I raced to the basement door. The thumps of footsteps followed me, shaking the staircase.

The damp air blew over our faces, dusty and stale. Click. A lightbulb flicked on overhead, and we were all bathed in a dim, yellow glow.

“What’s the plan?” Daniel said to me.

“We’ll wait here until morning,” I said, hanging my sweater over the tiny window. “The storm will be gone, and the sun will be out.”

“Yeah, unless they get to us before then,” Kendra interjected, her voice oddly monotonous. And why was her head tilted like that? “You saw what they did to Dad.”

“Trust me,” I said. “This will work. I promise.”

But now others had overheard, and panic rippled across the room. “Tha’ woman is right,” someone called out from the gray shadows of the basement. “If they get in upstairs, they’ll easily break down this ol’ door. And then, we’re trapped here, like pigs ready for slaughter.”

“They won’t break down the door. They can break through glass, sure — but not a solid wooden door.”

“Rebecca, if they can stop a car,” Daniel whispered, his face hidden in the shadows, “don’t you think they can break down a door?”

Another voice jumped in, coming from the silhouette of an old woman. Her back was strangely crooked, and her eyes glittered in the dim light. “We’re sitting ducks. We need to go back upstairs!”

“Yes! We have to go back upstairs —”



They must have seen the shadows.

All of them.

“We need to stay here! It’s the only place we’re safe!” I screamed. “Don’t you get it?!”

A silence filled the room.

Then Kendra lifted her arm —

And pointed straight at me.

“She saw them, didn’t she?”

Daniel stared at me — tears welling in his eyes, glinting off the dim light. “I thought I pulled the curtain in time. But I — I must’ve been too late.”

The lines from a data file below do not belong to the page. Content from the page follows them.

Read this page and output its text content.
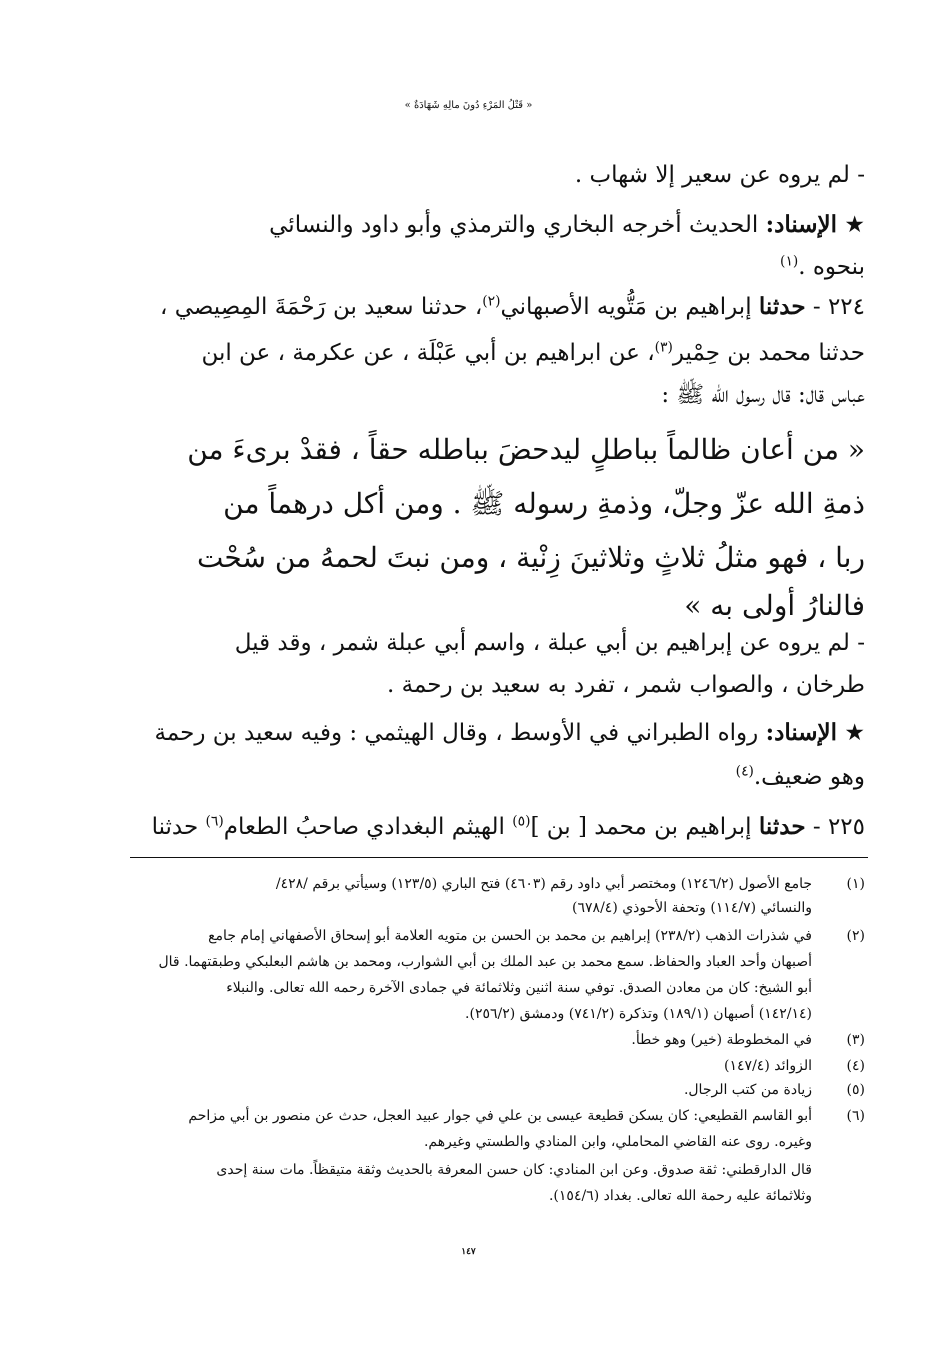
« قَتْلُ المَرْءِ دُونَ مالِهِ شَهَادَةٌ »
- لم يروه عن سعير إلا شهاب .
★ الإسناد: الحديث أخرجه البخاري والترمذي وأبو داود والنسائي
بنحوه .$^{(١)}$
٢٢٤ - حدثنا إبراهيم بن مَتُّويه الأصبهاني$^{(٢)}$، حدثنا سعيد بن رَحْمَةَ المِصِيصي ،
حدثنا محمد بن حِمْير$^{(٣)}$، عن ابراهيم بن أبي عَبْلَة ، عن عكرمة ، عن ابن
عباس قال: قال رسول الله ﷺ :
« من أعان ظالماً بباطلٍ ليدحضَ بباطله حقاً ، فقدْ برىءَ من
ذمةِ الله عزّ وجلّ، وذمةِ رسوله ﷺ . ومن أكل درهماً من
ربا ، فهو مثلُ ثلاثٍ وثلاثينَ زِنْية ، ومن نبتَ لحمهُ من سُحْت
فالنارُ أولى به »
- لم يروه عن إبراهيم بن أبي عبلة ، واسم أبي عبلة شمر ، وقد قيل
طرخان ، والصواب شمر ، تفرد به سعيد بن رحمة .
★ الإسناد: رواه الطبراني في الأوسط ، وقال الهيثمي : وفيه سعيد بن رحمة
وهو ضعيف.$^{(٤)}$
٢٢٥ - حدثنا إبراهيم بن محمد [ بن ]$^{(٥)}$ الهيثم البغدادي صاحبُ الطعام$^{(٦)}$ حدثنا
(١)
جامع الأصول (١٢٤٦/٢) ومختصر أبي داود رقم (٤٦٠٣) فتح الباري (١٢٣/٥) وسيأتي برقم /٤٢٨/
والنسائي (١١٤/٧) وتحفة الأحوذي (٦٧٨/٤)
(٢)
في شذرات الذهب (٢٣٨/٢) إبراهيم بن محمد بن الحسن بن متويه العلامة أبو إسحاق الأصفهاني إمام جامع
أصبهان وأحد العباد والحفاظ. سمع محمد بن عبد الملك بن أبي الشوارب، ومحمد بن هاشم البعلبكي وطبقتهما. قال
أبو الشيخ: كان من معادن الصدق. توفي سنة اثنين وثلاثمائة في جمادى الآخرة رحمه الله تعالى. والنبلاء
(١٤٢/١٤) أصبهان (١٨٩/١) وتذكرة (٧٤١/٢) ودمشق (٢٥٦/٢).
(٣)
في المخطوطة (خير) وهو خطأ.
(٤)
الزوائد (١٤٧/٤)
(٥)
زيادة من كتب الرجال.
(٦)
أبو القاسم القطيعي: كان يسكن قطيعة عيسى بن علي في جوار عبيد العجل، حدث عن منصور بن أبي مزاحم
وغيره. روى عنه القاضي المحاملي، وابن المنادي والطستي وغيرهم.
قال الدارقطني: ثقة صدوق. وعن ابن المنادي: كان حسن المعرفة بالحديث وثقة متيقظاً. مات سنة إحدى
وثلاثمائة عليه رحمة الله تعالى. بغداد (١٥٤/٦).
١٤٧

Someone grabbed my arms. Another thrust my face under the light. Kendra bent over me, her face contorted in a frown.

“Her pupils aren’t contracting with the light.”

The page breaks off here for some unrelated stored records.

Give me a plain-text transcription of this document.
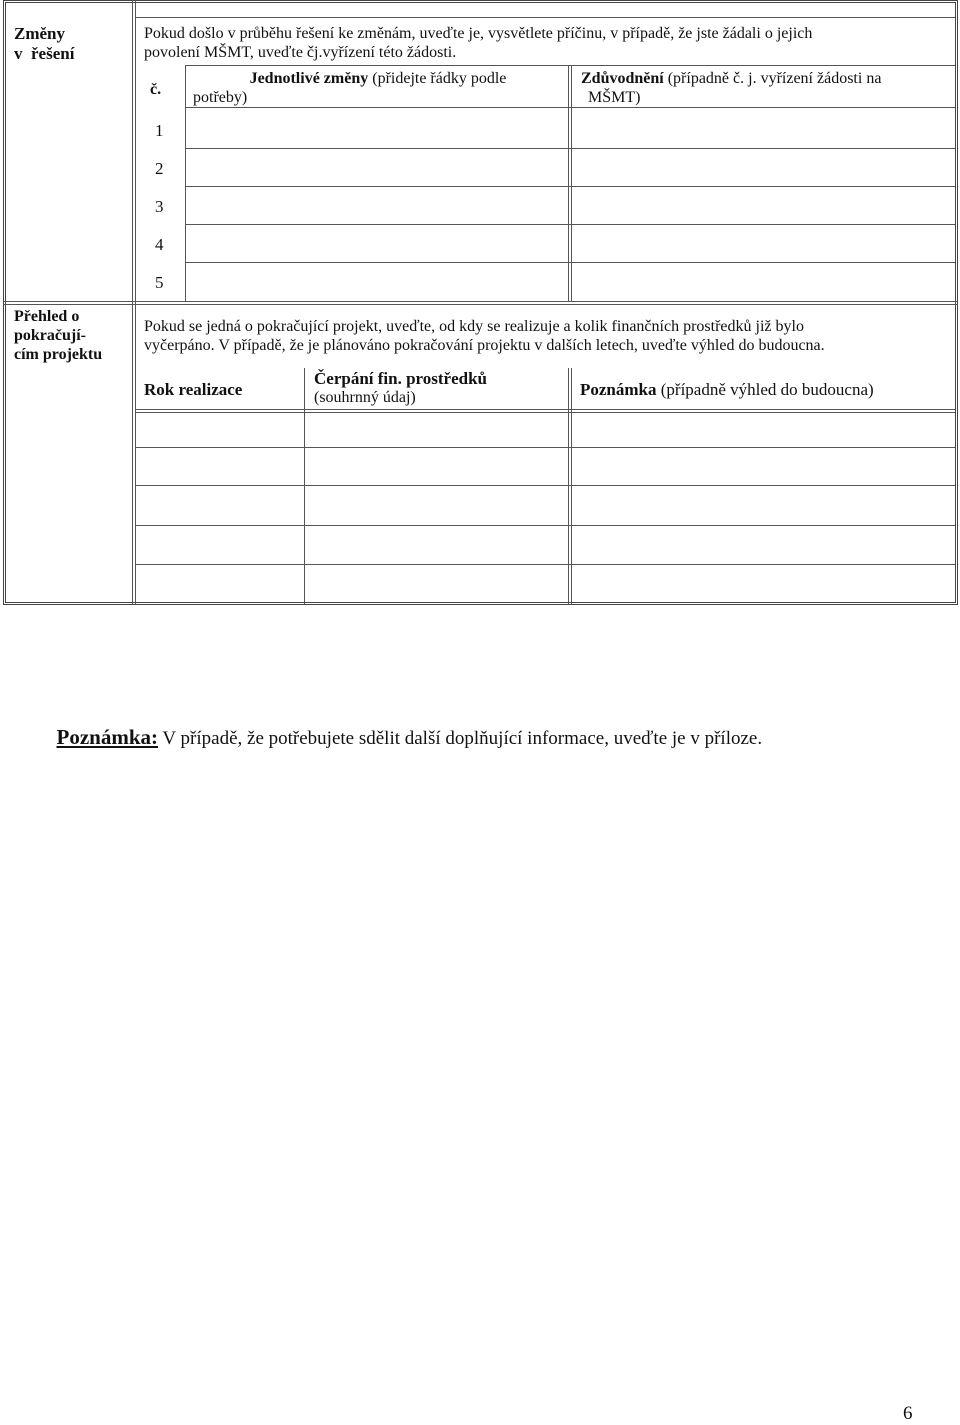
Změny
v  řešení
Pokud došlo v průběhu řešení ke změnám, uveďte je, vysvětlete příčinu, v případě, že jste žádali o jejich
povolení MŠMT, uveďte čj.vyřízení této žádosti.
č.
Jednotlivé změny (přidejte řádky podle
potřeby)
Zdůvodnění (případně č. j. vyřízení žádosti na
MŠMT)
1
2
3
4
5
Přehled o
pokračují-
cím projektu
Pokud se jedná o pokračující projekt, uveďte, od kdy se realizuje a kolik finančních prostředků již bylo
vyčerpáno. V případě, že je plánováno pokračování projektu v dalších letech, uveďte výhled do budoucna.
Rok realizace
Čerpání fin. prostředků
(souhrnný údaj)	Poznámka (případně výhled do budoucna)

Poznámka: V případě, že potřebujete sdělit další doplňující informace, uveďte je v příloze.

6
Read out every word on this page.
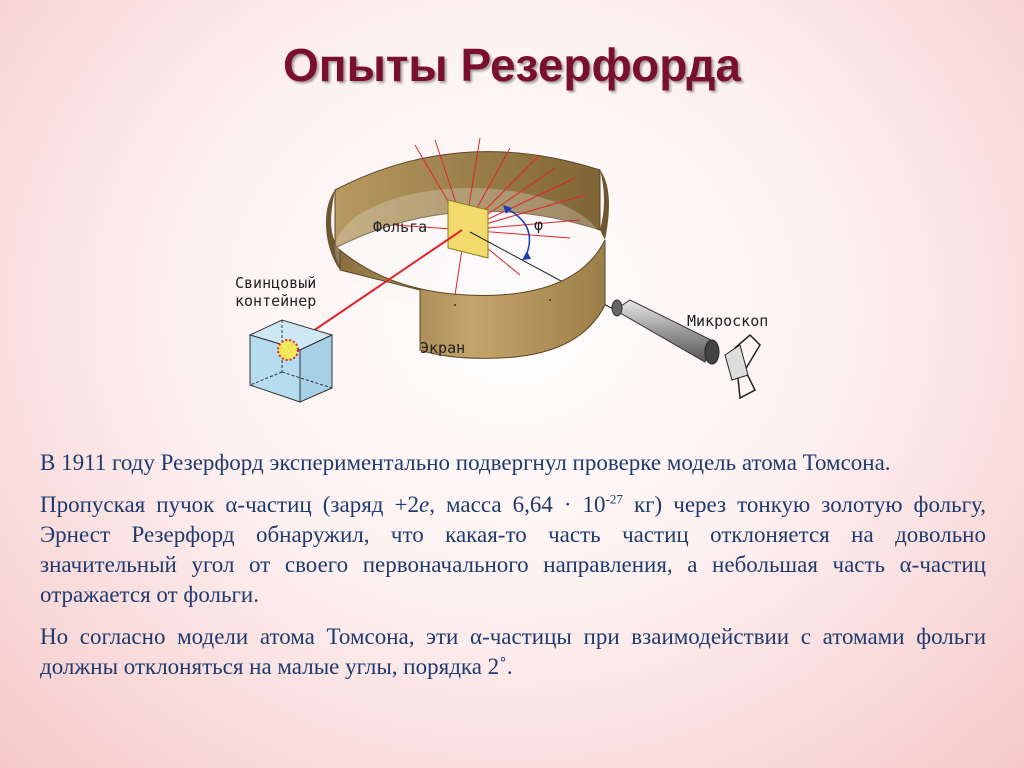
Опыты Резерфорда
φ
Фольга
Свинцовый
контейнер
Микроскоп
Экран

В 1911 году Резерфорд экспериментально подвергнул проверке модель атома Томсона.

Пропуская пучок α-частиц (заряд +2e, масса $6,64 \cdot 10^{-27}$ кг) через тонкую золотую фольгу, Эрнест Резерфорд обнаружил, что какая-то часть частиц отклоняется на довольно значительный угол от своего первоначального направления, а небольшая часть α-частиц отражается от фольги.

Но согласно модели атома Томсона, эти α-частицы при взаимодействии с атомами фольги должны отклоняться на малые углы, порядка 2˚.
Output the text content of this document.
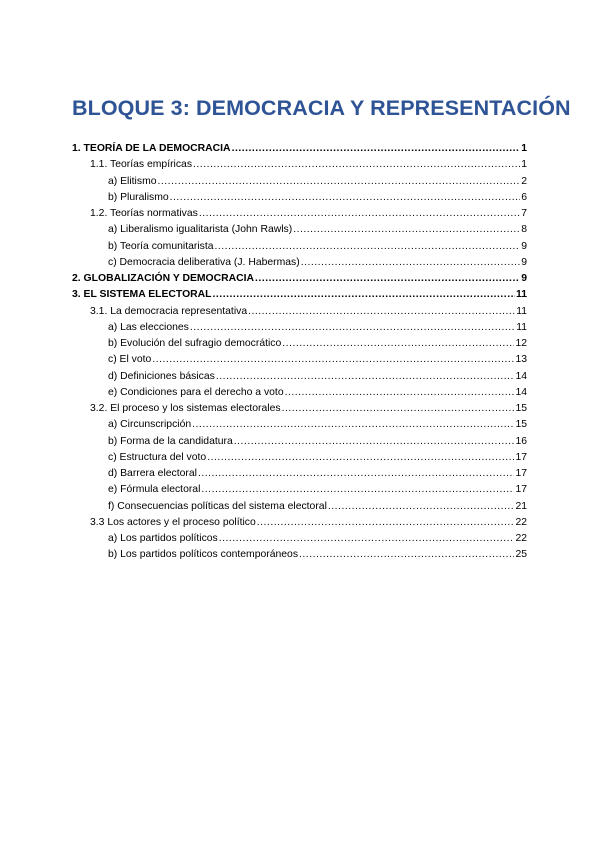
BLOQUE 3: DEMOCRACIA Y REPRESENTACIÓN
1. TEORÍA DE LA DEMOCRACIA .....	1
1.1. Teorías empíricas .....	1
a) Elitismo .....	2
b) Pluralismo .....	6
1.2. Teorías normativas .....	7
a) Liberalismo igualitarista (John Rawls) .....	8
b) Teoría comunitarista .....	9
c) Democracia deliberativa (J. Habermas) .....	9
2. GLOBALIZACIÓN Y DEMOCRACIA .....	9
3. EL SISTEMA ELECTORAL .....	11
3.1. La democracia representativa .....	11
a) Las elecciones .....	11
b) Evolución del sufragio democrático .....	12
c) El voto .....	13
d) Definiciones básicas .....	14
e) Condiciones para el derecho a voto .....	14
3.2. El proceso y los sistemas electorales .....	15
a) Circunscripción .....	15
b) Forma de la candidatura .....	16
c) Estructura del voto .....	17
d) Barrera electoral .....	17
e) Fórmula electoral .....	17
f) Consecuencias políticas del sistema electoral .....	21
3.3 Los actores y el proceso político .....	22
a) Los partidos políticos .....	22
b) Los partidos políticos contemporáneos .....	25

I pulled and wriggled. “I’m just trying to help! To save you all! Let me go!”

Click. The door opened, and I was carried up the staircase. “Wait — where are you taking her?!” Daniel yelled behind me. “You can’t do this! There’s a way to break the trance, isn’t there? She did it with me! Took off my glasses, and —”

“Sure, if you wanna cut out her eyes so she ain’t seein’ no more,” the man holding me spat.

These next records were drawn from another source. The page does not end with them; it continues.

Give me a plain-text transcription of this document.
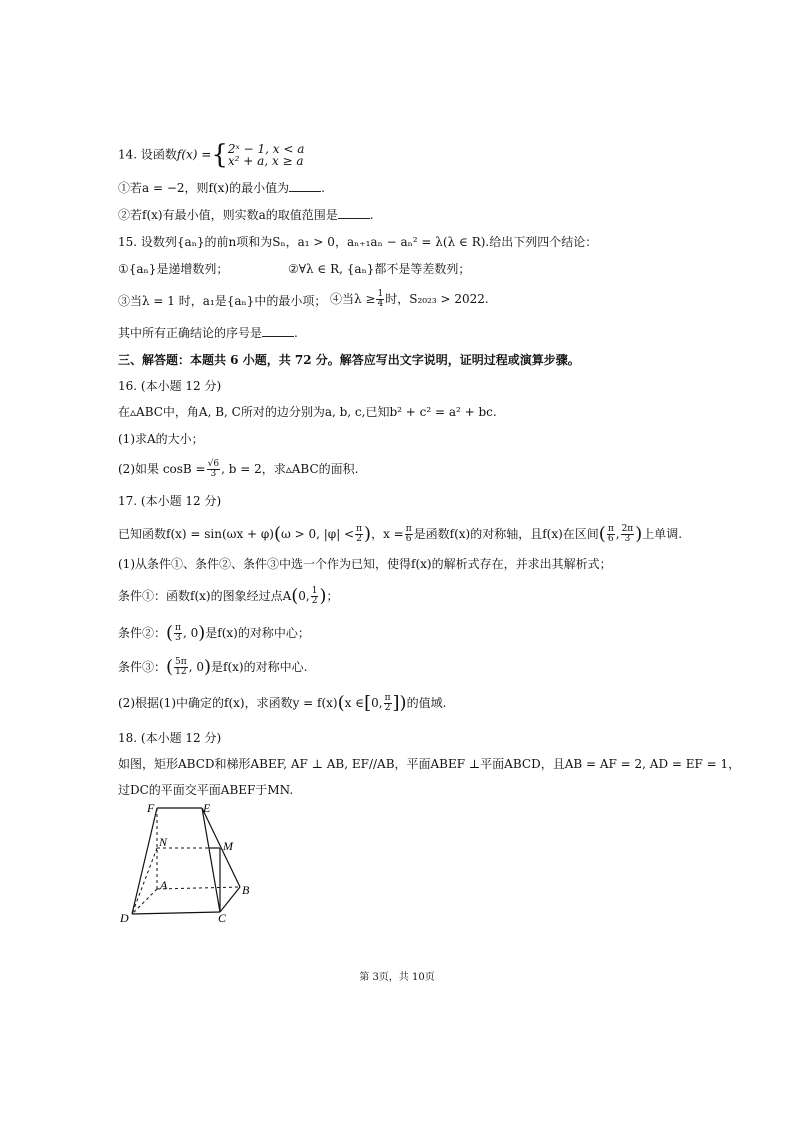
14. 设函数f(x) ={ 2ˣ − 1, x < a
x² + a, x ≥ a
①若a = −2，则f(x)的最小值为	.
②若f(x)有最小值，则实数a的取值范围是	.
15. 设数列{aₙ}的前n项和为Sₙ，a₁ > 0，aₙ₊₁aₙ − aₙ² = λ(λ ∈ R).给出下列四个结论：
①{aₙ}是递增数列；	②∀λ ∈ R, {aₙ}都不是等差数列；
③当λ = 1 时，a₁是{aₙ}中的最小项； ④当$\lambda \ge \frac{1}{4}$ 时，S₂₀₂₃ > 2022.
其中所有正确结论的序号是	.
三、解答题：本题共 6 小题，共 72 分。解答应写出文字说明，证明过程或演算步骤。
16. (本小题 12 分)
在▵ABC中，角A, B, C所对的边分别为a, b, c,已知b² + c² = a² + bc.
(1)求A的大小；
(2)如果 $\cos B = \frac{√6}{3}$ , b = 2，求▵ABC的面积.
17. (本小题 12 分)
已知函数f(x) = sin(ωx + φ)(ω > 0, $|\varphi| < \frac{\pi}{2}$ )，$x = \frac{\pi}{6}$ 是函数f(x)的对称轴，且f(x)在区间( $\frac{\pi}{6}$ , $\frac{2\pi}{3}$ )上单调.
(1)从条件①、条件②、条件③中选一个作为已知，使得f(x)的解析式存在，并求出其解析式；
条件①：函数f(x)的图象经过点A(0, $\frac{1}{2}$ )；
条件②：( $\frac{\pi}{3}$ , 0)是f(x)的对称中心；
条件③：( $\frac{5\pi}{12}$ , 0)是f(x)的对称中心.
(2)根据(1)中确定的f(x)，求函数y = f(x)(x ∈[0, $\frac{\pi}{2}$ ])的值域.
18. (本小题 12 分)
如图，矩形ABCD和梯形ABEF, AF ⊥ AB, EF//AB，平面ABEF ⊥平面ABCD，且AB = AF = 2, AD = EF = 1，
过DC的平面交平面ABEF于MN.
F	E
N	M
A	B
D	C
第 3页，共 10页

“Daniel! Don’t let them take me! Please —”



My eyes fluttered open.

Pitch black.

No. Those men must’ve thrown me in the forest. And I’m here, in the darkness, with the ice shadows. My heart started to race. Am I one of them, now? A flitting, demonic shadow, with glittering white eyes?

No. Wait. The last thing I remember was someone talking about cutting my eyes out.

I began to panic. I don’t have eyes anymore. That’s what they did no, no, no

A sliver of light appeared. And the door creaked open.

“How are you feeling?”

“Daniel!” I tried to stand up, and failed.

“Sorry about that,” he said. I looked down; thick rope wrapped around my body, tying me to the chair. “They were going to throw you outside the house, but I… uh… persuaded them to lock you here instead.” He rubbed his knuckles.

“Is everyone okay?”

“Yeah. Except for Kendra’s dad.” He bent down, and began working on the knots. “The sun came up a few hours ago, and it looks like the shadows are gone.”

“But what about… everything —”

Kendra poked her head in. “The people want to talk to you,” she said to Daniel. “Oh, Rebecca, you’re okay!”

“I am,” I said, smiling at her. “Wait — what people?”

“Some official-looking people. They drove in this morning, said they’ll be ‘cleansing’ the area. I think that black-haired woman is one of them.” The rope unraveled, and I stood. “Anyway, let’s get you downstairs. We got bagels.”

I held took his hand, and we made our way down to the kitchen.


Later that afternoon, we drove the six hours back home. We spent the rest of our honeymoon indoors — catching up on sleep, rest, and quality time. Life has been pretty uneventful since then, and we’ve been having a fantastic time.

Except that, sometimes, when I look out the window late at night —

I see two glittering eyes in the forest behind our house.

And I have the urge to open the door.